SOL Vault
Vaults are the core liquidity structures that power PLX. Each vault represents a self-balancing leverage strategy, combining staked collateral (SOL or LSTs) with synthetic exposure (through delta-tracking perps or swaps). Unlike traditional margin systems, vaults don’t borrow — they replicate leverage mathematically.
The lifecycle of a vault looks like this:
Deposit: Users deposit SOL, mSOL, or JitoSOL.
Synthesis: The vault uses a portion of this collateral to open an equal or greater synthetic long exposure via decentralized perps (Drift, Zeta, or Jupiter-integrated markets).
Rebalancing: Exposure is maintained automatically to match the vault’s target leverage ratio.
Yield Flow: The collateral portion continues earning staking yield or validator rewards, compounding passive yield alongside leveraged returns.
Each vault is isolated and parameterized. The protocol maintains strict boundaries between them to prevent contagion — a spike in volatility in the SOL5X vault cannot affect users in PUMP2X. The SOL Vaults are the backbone of PLX, offering the most stable and high-liquidity leverage exposure on the platform.
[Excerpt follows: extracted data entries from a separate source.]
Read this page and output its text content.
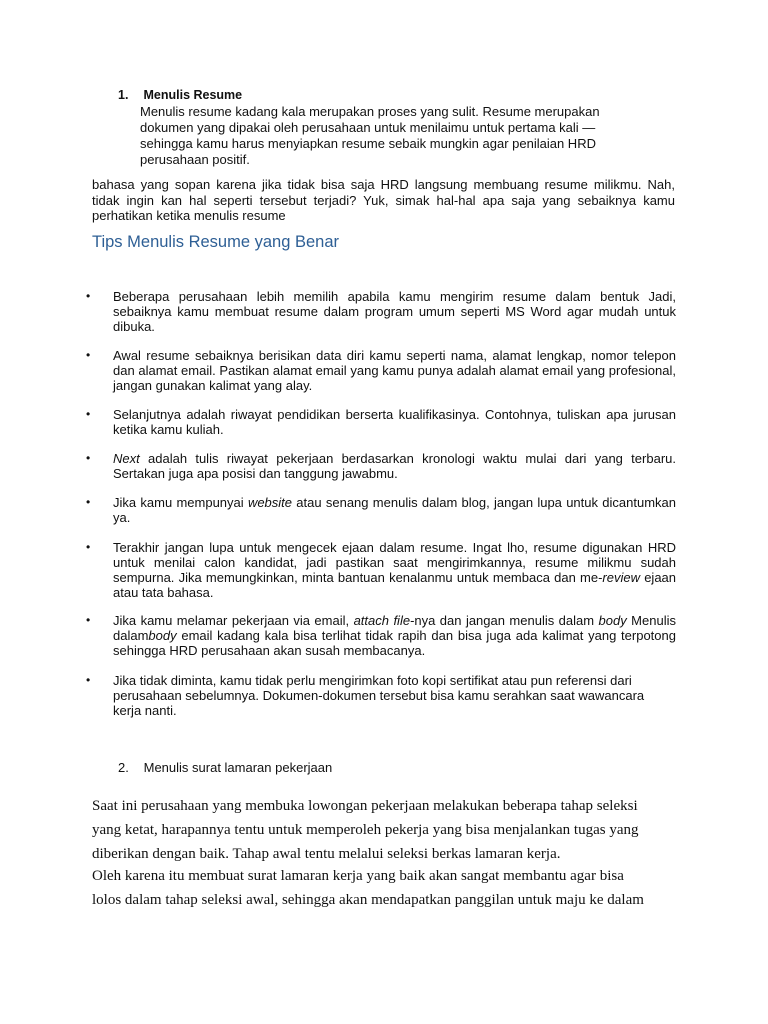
1. Menulis Resume

Menulis resume kadang kala merupakan proses yang sulit. Resume merupakan

dokumen yang dipakai oleh perusahaan untuk menilaimu untuk pertama kali —

sehingga kamu harus menyiapkan resume sebaik mungkin agar penilaian HRD

perusahaan positif.

bahasa yang sopan karena jika tidak bisa saja HRD langsung membuang resume milikmu. Nah, tidak ingin kan hal seperti tersebut terjadi? Yuk, simak hal-hal apa saja yang sebaiknya kamu perhatikan ketika menulis resume

Tips Menulis Resume yang Benar
• Beberapa perusahaan lebih memilih apabila kamu mengirim resume dalam bentuk Jadi, sebaiknya kamu membuat resume dalam program umum seperti MS Word agar mudah untuk dibuka.
• Awal resume sebaiknya berisikan data diri kamu seperti nama, alamat lengkap, nomor telepon dan alamat email. Pastikan alamat email yang kamu punya adalah alamat email yang profesional, jangan gunakan kalimat yang alay.
• Selanjutnya adalah riwayat pendidikan berserta kualifikasinya. Contohnya, tuliskan apa jurusan ketika kamu kuliah.
• Next adalah tulis riwayat pekerjaan berdasarkan kronologi waktu mulai dari yang terbaru. Sertakan juga apa posisi dan tanggung jawabmu.
• Jika kamu mempunyai website atau senang menulis dalam blog, jangan lupa untuk dicantumkan ya.
• Terakhir jangan lupa untuk mengecek ejaan dalam resume. Ingat lho, resume digunakan HRD untuk menilai calon kandidat, jadi pastikan saat mengirimkannya, resume milikmu sudah sempurna. Jika memungkinkan, minta bantuan kenalanmu untuk membaca dan me-review ejaan atau tata bahasa.
• Jika kamu melamar pekerjaan via email, attach file-nya dan jangan menulis dalam body Menulis dalambody email kadang kala bisa terlihat tidak rapih dan bisa juga ada kalimat yang terpotong sehingga HRD perusahaan akan susah membacanya.
• Jika tidak diminta, kamu tidak perlu mengirimkan foto kopi sertifikat atau pun referensi dari

perusahaan sebelumnya. Dokumen-dokumen tersebut bisa kamu serahkan saat wawancara

kerja nanti.

2. Menulis surat lamaran pekerjaan

Saat ini perusahaan yang membuka lowongan pekerjaan melakukan beberapa tahap seleksi

yang ketat, harapannya tentu untuk memperoleh pekerja yang bisa menjalankan tugas yang

diberikan dengan baik. Tahap awal tentu melalui seleksi berkas lamaran kerja.

Oleh karena itu membuat surat lamaran kerja yang baik akan sangat membantu agar bisa

lolos dalam tahap seleksi awal, sehingga akan mendapatkan panggilan untuk maju ke dalam
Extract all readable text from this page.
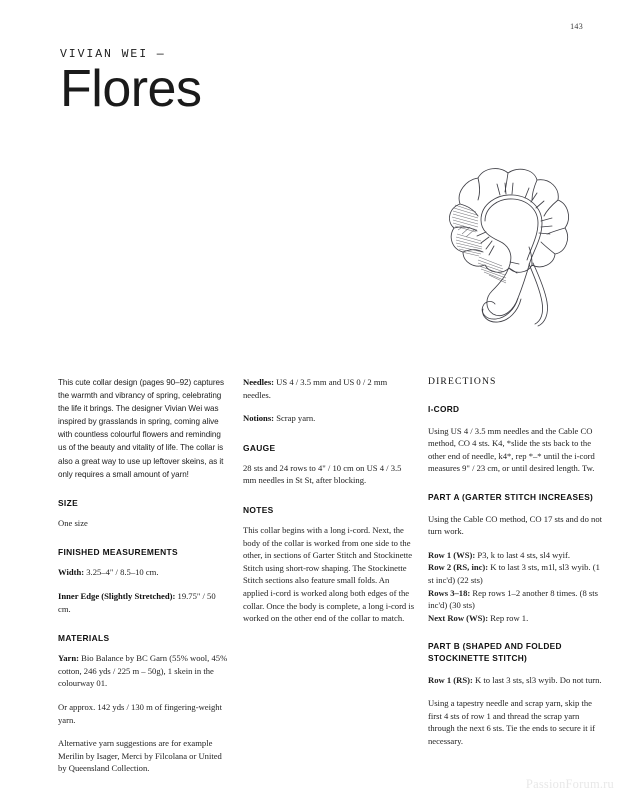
143

VIVIAN WEI —

Flores

This cute collar design (pages 90–92) captures the warmth and vibrancy of spring, celebrating the life it brings. The designer Vivian Wei was inspired by grasslands in spring, coming alive with countless colourful flowers and reminding us of the beauty and vitality of life. The collar is also a great way to use up leftover skeins, as it only requires a small amount of yarn!

SIZE

One size

FINISHED MEASUREMENTS

Width: 3.25–4" / 8.5–10 cm.

Inner Edge (Slightly Stretched): 19.75" / 50 cm.

MATERIALS

Yarn: Bio Balance by BC Garn (55% wool, 45% cotton, 246 yds / 225 m – 50g), 1 skein in the colourway 01.

Or approx. 142 yds / 130 m of fingering-weight yarn.

Alternative yarn suggestions are for example Merilin by Isager, Merci by Filcolana or United by Queensland Collection.

Needles: US 4 / 3.5 mm and US 0 / 2 mm needles.

Notions: Scrap yarn.

GAUGE

28 sts and 24 rows to 4" / 10 cm on US 4 / 3.5 mm needles in St St, after blocking.

NOTES

This collar begins with a long i-cord. Next, the body of the collar is worked from one side to the other, in sections of Garter Stitch and Stockinette Stitch using short-row shaping. The Stockinette Stitch sections also feature small folds. An applied i-cord is worked along both edges of the collar. Once the body is complete, a long i-cord is worked on the other end of the collar to match.

DIRECTIONS
I-CORD

Using US 4 / 3.5 mm needles and the Cable CO method, CO 4 sts. K4, *slide the sts back to the other end of needle, k4*, rep *–* until the i-cord measures 9" / 23 cm, or until desired length. Tw.

PART A (GARTER STITCH INCREASES)

Using the Cable CO method, CO 17 sts and do not turn work.

Row 1 (WS): P3, k to last 4 sts, sl4 wyif.
Row 2 (RS, inc): K to last 3 sts, m1l, sl3 wyib. (1 st inc'd) (22 sts)
Rows 3–18: Rep rows 1–2 another 8 times. (8 sts inc'd) (30 sts)
Next Row (WS): Rep row 1.
PART B (SHAPED AND FOLDED STOCKINETTE STITCH)
Row 1 (RS): K to last 3 sts, sl3 wyib. Do not turn.

Using a tapestry needle and scrap yarn, skip the first 4 sts of row 1 and thread the scrap yarn through the next 6 sts. Tie the ends to secure it if necessary.

PassionForum.ru
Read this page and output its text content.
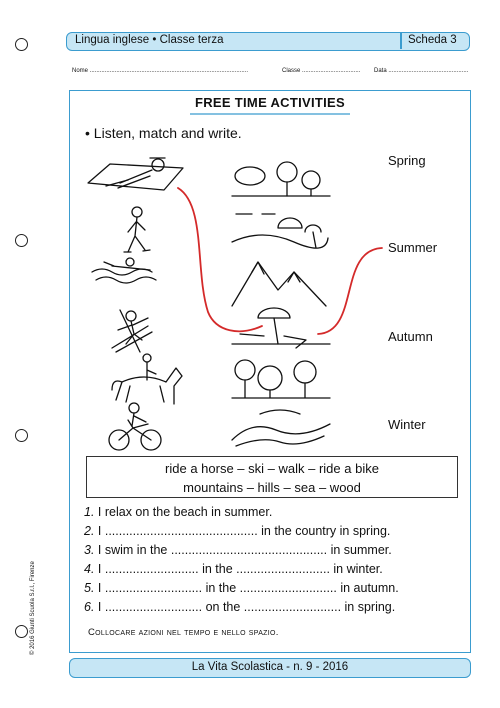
Lingua inglese • Classe terza	Scheda 3
Nome ...............................................................................................	Classe ................................... Data ................................................
FREE TIME ACTIVITIES
• Listen, match and write.
Spring
Summer
Autumn
Winter
ride a horse – ski – walk – ride a bike
mountains – hills – sea – wood
1. I relax on the beach in summer.
2. I ............................................ in the country in spring.
3. I swim in the ............................................. in summer.
4. I ........................... in the ........................... in winter.
5. I ............................ in the ............................ in autumn.
6. I ............................ on the ............................ in spring.
Collocare azioni nel tempo e nello spazio.
© 2016 Giunti Scuola S.r.l., Firenze
La Vita Scolastica - n. 9 - 2016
SOL2X: Designed for long-term leveraged exposure with lower volatility decay. Ideal for users who want to compound SOL growth without managing liquidation risk. It dynamically rebalances exposure at ±4% drift thresholds, ensuring smooth curve tracking.
SOL5X: The high-octane version. It amplifies returns through aggressive synthetic replication and narrower rebalance bands (±1.5%). While the risk of short-term drawdown is higher, the vault’s adaptive decay controls prevent losses from cascading.
Both vaults interact directly with the Solana staking layer, using yield from mSOL/JitoSOL collateral to offset the costs of exposure management. As a result, the vaults naturally hedge against sideways markets — even when SOL’s price stagnates, stakers still earn base yield.